Dawes Glazier is a huge river of ice flowing down from the snow fields. The blue translucent peaks are absolutely   beautiful. Whenever a piece brakes off, it leaves and even deeper blue scar in the face of the giant.

It is amazing to see how much and how quickly it is losing chunks of ice into the water. We were watching it in anticipation for the next calving. Some were huge house size blocks of ice falling into the water, causing huge swells to reach us about half a mile away.  All the while we could hear the creaks and growls as the glacier moved.

 

We all took turns to go out on the tender to see it from close up. We had to negotiate fields of bergy bits to get closer. Totally awe inspiring. It is amazing how many birds were around right at the face of the glazier. Birds and seals have the found themselves the best ringside seats to watch the slow death of this majestic thousands year old goliath.

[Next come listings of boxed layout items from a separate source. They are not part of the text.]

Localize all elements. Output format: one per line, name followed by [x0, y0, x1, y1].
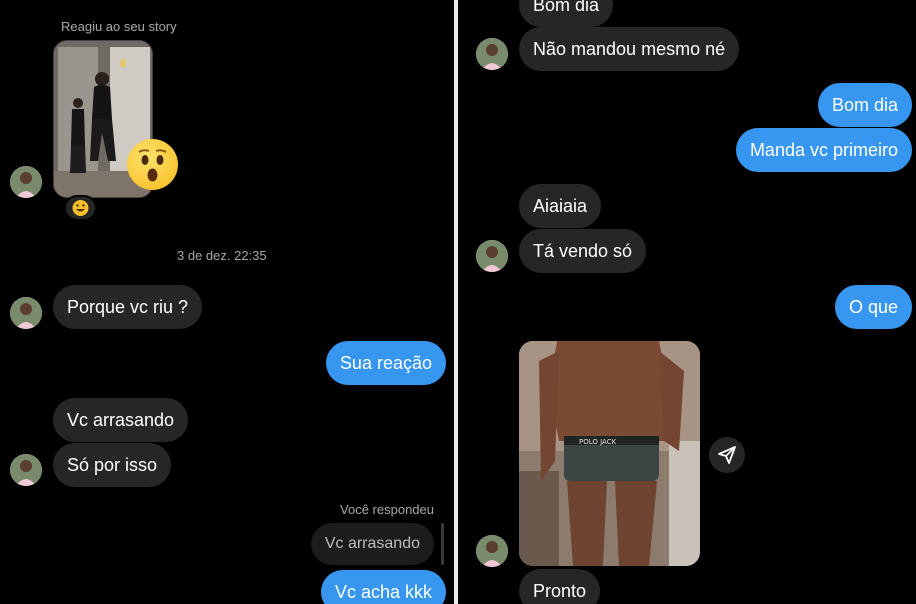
send-icon[interactable]: [709, 437, 745, 473]
message-bubble-incoming[interactable]: Porque vc riu ?: [53, 285, 203, 329]
message-bubble-incoming[interactable]: Pronto: [519, 569, 601, 604]
contact-avatar[interactable]: [10, 454, 42, 486]
svg-text:♛: ♛: [118, 57, 128, 70]
contact-avatar[interactable]: [10, 166, 42, 198]
message-bubble-incoming[interactable]: Vc arrasando: [53, 398, 189, 442]
photo-message[interactable]: POLO JACK: [519, 341, 700, 566]
contact-avatar[interactable]: [10, 297, 42, 329]
message-bubble-incoming[interactable]: Não mandou mesmo né: [519, 27, 740, 71]
contact-avatar[interactable]: [476, 240, 508, 272]
contact-avatar[interactable]: [476, 38, 508, 70]
message-bubble-incoming[interactable]: Bom dia: [519, 0, 614, 27]
photo-image: POLO JACK: [519, 341, 700, 566]
reply-label: Você respondeu: [340, 502, 434, 517]
reply-indicator-bar: [441, 523, 444, 565]
contact-avatar[interactable]: [476, 535, 508, 567]
message-bubble-outgoing[interactable]: O que: [834, 285, 912, 329]
grinning-face-icon[interactable]: [64, 195, 97, 221]
message-bubble-outgoing[interactable]: Bom dia: [817, 83, 912, 127]
message-bubble-outgoing[interactable]: Manda vc primeiro: [735, 128, 912, 172]
message-bubble-outgoing[interactable]: Sua reação: [325, 341, 446, 385]
quoted-message[interactable]: Vc arrasando: [310, 523, 434, 565]
waistband-text: POLO JACK: [579, 438, 617, 446]
astonished-face-icon: [127, 139, 178, 190]
chat-panel-left: Reagiu ao seu story ♛ 3 de dez. 22:35 Po…: [0, 0, 454, 604]
message-bubble-incoming[interactable]: Aiaiaia: [519, 184, 602, 228]
story-reaction-label: Reagiu ao seu story: [61, 19, 177, 34]
message-timestamp: 3 de dez. 22:35: [177, 248, 267, 263]
message-bubble-incoming[interactable]: Só por isso: [53, 443, 172, 487]
message-bubble-outgoing[interactable]: Vc acha kkk: [320, 570, 446, 604]
message-bubble-incoming[interactable]: Tá vendo só: [519, 229, 647, 273]
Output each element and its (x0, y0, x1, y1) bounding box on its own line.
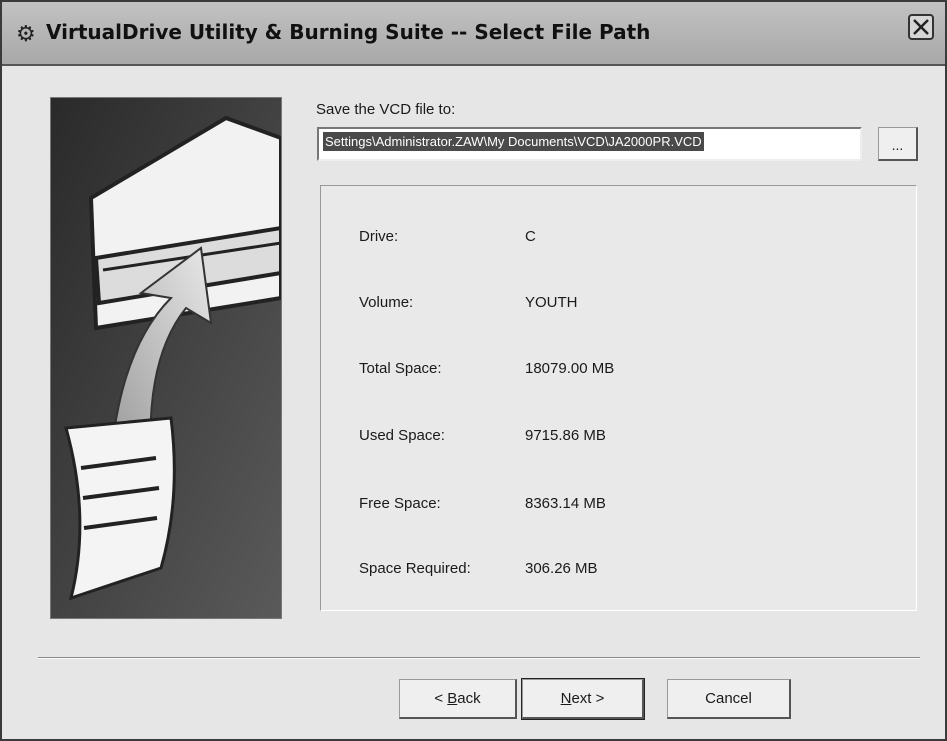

We spent hours just gazing at the surroundings, playing with the drone to get some great shots of the glacier and Scolamanzi and using the tender to see it up closer.

It was with a heavy heart that we left to make high water slack to enable us to get inside Ford’s Terror where we planned to anchor for the night.

On leaving we all agreed that Dawes Glacier did top Tracey Arm.